Tung Kuei-sen (1951 - 3 April 1991) was a member of the Taiwan-based United Bamboo Gang. Along with Chen Chi-li and Wu Tun, he is best known for his murder of dissident journalist Henry Liu in Daly City, California in October 1984.

==Murder of Henry Liu==
Chen and Wu had initially planned to murder Liu on their own by intercepting him at Fisherman's Wharf; after finding the area to be too crowded, they decided instead to attempt to attack him in his home, and enlisted Tung's help. After murdering Liu, Tung flew back to Taiwan with Chen and Wu, but was forced to flee to Manila a few weeks later during Operation Cleansweep a nationwide anti-gang raid. He fled Manila after being questioned by authorities there during an investigation of the contract murders of two Chinese Filipino families, going to Thailand, and then Brazil, where he was apprehended and in April 1986 extradited to New York City.

==Trial==
Tung first stood trial in New York State on Federal racketeering charges relating to a United Bamboo conspiracy to smuggle 660 pounds of heroin into the United States. He pleaded guilty in that case and received a 20-year sentence. However, Tung was acquitted of similar racketeering charges relating to Liu's murder due to his testimony that he shot Liu on orders from the Taiwan government, and not as part of a gang-related activity. As Brazil's extradition treaty with the United States specified that they would not extradite fugitives charged with crimes that could result in their execution, the prosecutor did not seek the death penalty. After the first trial, he was extradited from New York to California to stand trial for Liu's murder. Like Chen, Tung stated that he had killed Liu for patriotic reasons. He was found guilty by a jury on 17 March 1988 after just 45 minutes of deliberations.

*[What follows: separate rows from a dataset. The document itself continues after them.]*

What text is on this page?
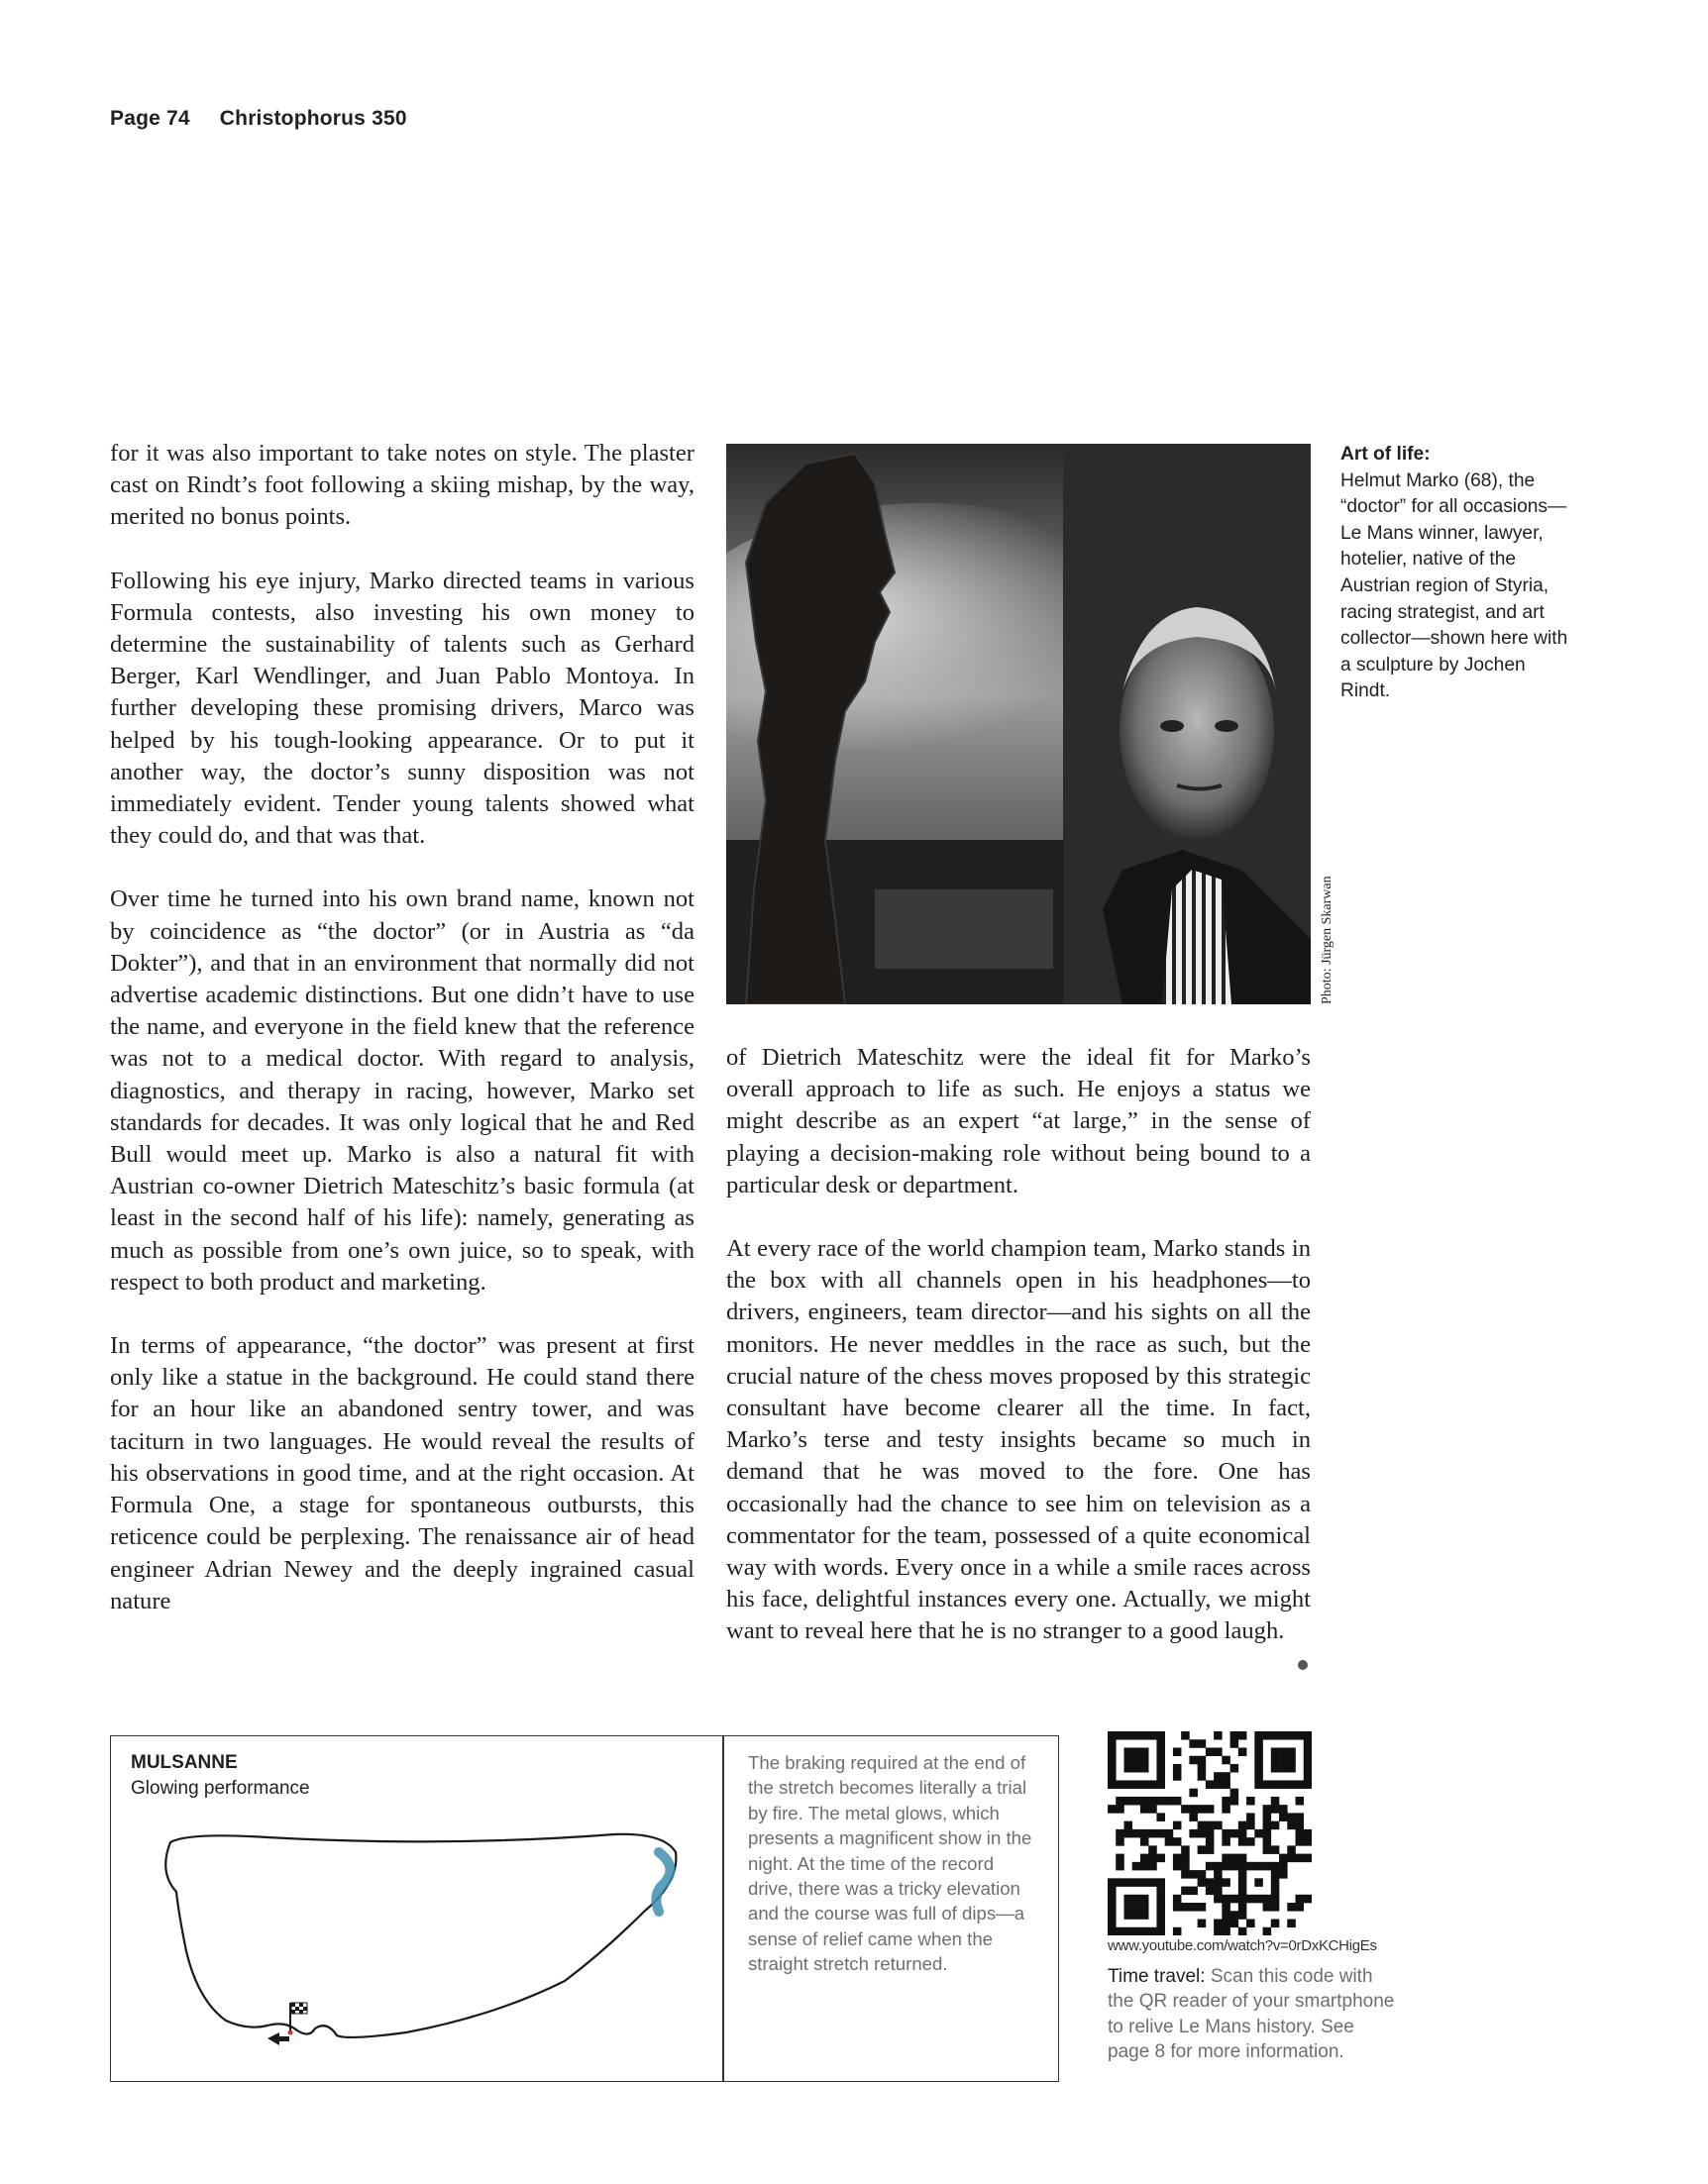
Page 74 Christophorus 350

for it was also important to take notes on style. The plaster cast on Rindt’s foot following a skiing mishap, by the way, merited no bonus points.

Following his eye injury, Marko directed teams in various Formula contests, also investing his own money to determine the sustainability of talents such as Gerhard Berger, Karl Wendlinger, and Juan Pablo Montoya. In further developing these promising drivers, Marco was helped by his tough-looking appearance. Or to put it another way, the doctor’s sunny disposition was not immediately evident. Tender young talents showed what they could do, and that was that.

Over time he turned into his own brand name, known not by coincidence as “the doctor” (or in Austria as “da Dokter”), and that in an environment that normally did not advertise academic distinctions. But one didn’t have to use the name, and everyone in the field knew that the reference was not to a medical doctor. With regard to analysis, diagnostics, and therapy in racing, however, Marko set standards for decades. It was only logical that he and Red Bull would meet up. Marko is also a natural fit with Austrian co-owner Dietrich Mateschitz’s basic formula (at least in the second half of his life): namely, generating as much as possible from one’s own juice, so to speak, with respect to both product and marketing.

In terms of appearance, “the doctor” was present at first only like a statue in the background. He could stand there for an hour like an abandoned sentry tower, and was taciturn in two languages. He would reveal the results of his observations in good time, and at the right occasion. At Formula One, a stage for spontaneous outbursts, this reticence could be perplexing. The renaissance air of head engineer Adrian Newey and the deeply ingrained casual nature

Photo: Jürgen Skarwan
Art of life:
Helmut Marko (68), the “doctor” for all occasions—Le Mans winner, lawyer, hotelier, native of the Austrian region of Styria, racing strategist, and art collector—shown here with a sculpture by Jochen Rindt.

of Dietrich Mateschitz were the ideal fit for Marko’s overall approach to life as such. He enjoys a status we might describe as an expert “at large,” in the sense of playing a decision-making role without being bound to a particular desk or department.

At every race of the world champion team, Marko stands in the box with all channels open in his headphones—to drivers, engineers, team director—and his sights on all the monitors. He never meddles in the race as such, but the crucial nature of the chess moves proposed by this strategic consultant have become clearer all the time. In fact, Marko’s terse and testy insights became so much in demand that he was moved to the fore. One has occasionally had the chance to see him on television as a commentator for the team, possessed of a quite economical way with words. Every once in a while a smile races across his face, delightful instances every one. Actually, we might want to reveal here that he is no stranger to a good laugh.

MULSANNE
Glowing performance
The braking required at the end of the stretch becomes literally a trial by fire. The metal glows, which presents a magnificent show in the night. At the time of the record drive, there was a tricky elevation and the course was full of dips—a sense of relief came when the straight stretch returned.
www.youtube.com/watch?v=0rDxKCHigEs
Time travel: Scan this code with the QR reader of your smartphone to relive Le Mans history. See page 8 for more information.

==Sentencing and imprisonment==
Tung's sentence of 25 years to life for the murder and two years for the use of a firearm was passed on 12 May; the judge rejected a plea that his sentences be allowed to run concurrently, which could have seen him set free in just six years. According to prosecutors, he would not have been eligible for parole for 17 years and 8 months. He was then sent to Pennsylvania to serve out his term for the drug charges. On 21 February 1991, he was attacked and stabbed by fellow prisoners during a fight over cigarettes at the Lewisburg Federal Penitentiary in Lewisburg; after a long struggle to recover from his wounds, he died on 3 April. Inmate Jerome Cox later pleaded guilty to voluntary manslaughter for killing Tung and was sentenced to 10 years in prison.